Photo: Taylor Hill/Getty Images

Barbara Walters, the first woman to anchor a network evening news program, has died at age 93. During her decades-long career as a TV journalist, she was known for asking tough questions in her interviews with a variety of public figures, from political leaders like Fidel Castro to pop stars like Mariah Carey. Walters’s death was announced by ABC, a network she had a longtime working relationship with, on Friday night. “Barbara Walters passed away peacefully in her home surrounded by loved ones,” publicist Cindi Berger said in a statement confirming the news. “She lived her life with no regrets. She was a trailblazer not only for female journalists, but for all women.”

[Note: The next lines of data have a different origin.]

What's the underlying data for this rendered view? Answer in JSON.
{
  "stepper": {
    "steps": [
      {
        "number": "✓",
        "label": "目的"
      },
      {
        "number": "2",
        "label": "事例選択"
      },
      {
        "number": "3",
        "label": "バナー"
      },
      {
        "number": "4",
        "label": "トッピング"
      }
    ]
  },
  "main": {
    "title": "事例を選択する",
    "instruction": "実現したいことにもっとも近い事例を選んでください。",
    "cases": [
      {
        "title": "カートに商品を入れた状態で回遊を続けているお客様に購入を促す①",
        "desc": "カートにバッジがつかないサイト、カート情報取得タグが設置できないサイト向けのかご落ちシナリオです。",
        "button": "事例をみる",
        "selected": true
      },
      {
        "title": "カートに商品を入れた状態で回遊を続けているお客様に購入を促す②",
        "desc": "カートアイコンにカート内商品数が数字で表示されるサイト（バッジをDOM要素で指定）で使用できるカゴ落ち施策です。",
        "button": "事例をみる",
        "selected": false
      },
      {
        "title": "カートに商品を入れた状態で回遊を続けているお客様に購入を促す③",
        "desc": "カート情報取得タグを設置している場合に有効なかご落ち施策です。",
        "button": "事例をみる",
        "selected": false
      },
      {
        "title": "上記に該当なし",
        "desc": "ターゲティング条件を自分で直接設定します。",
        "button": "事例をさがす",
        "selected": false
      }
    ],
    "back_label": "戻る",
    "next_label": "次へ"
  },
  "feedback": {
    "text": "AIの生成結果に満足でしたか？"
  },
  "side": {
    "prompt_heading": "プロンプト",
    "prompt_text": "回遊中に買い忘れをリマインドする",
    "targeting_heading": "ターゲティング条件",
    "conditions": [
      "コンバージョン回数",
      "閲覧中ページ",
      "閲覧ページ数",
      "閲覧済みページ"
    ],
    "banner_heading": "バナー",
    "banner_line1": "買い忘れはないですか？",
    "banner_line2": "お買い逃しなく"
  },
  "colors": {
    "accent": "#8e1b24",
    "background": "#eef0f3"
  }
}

Born on September 25, 1929, Barbara Jill Walters grew up around celebrities thanks to a father who worked in show business. After working as a publicist and television writer, she launched her journalism career in the 1960s as a writer and segment producer on NBC’s Today show. In 1974, she became the program’s first female co-host. Just a couple of years later in 1976, she made broadcast history again by moving to ABC’s Evening News and becoming the first woman to co-anchor a network nightly news program. Babs went on to co-host ABC’s 20/20 and created the network’s daytime talk show The View. She won 12 Emmy Awards during her lifetime and was a celebrity in her own right. When Walters retired from The View in 2014, both Oprah and Hillary Clinton showed up for the send-off episode, along with a crew of women journalists — Katie Couric, Diane Sawyer, Jane Pauley, Joan Lunden, Connie Chung, Elizabeth Vargas, Lisa Ling, and more — whom Walters called her “proud legacy.”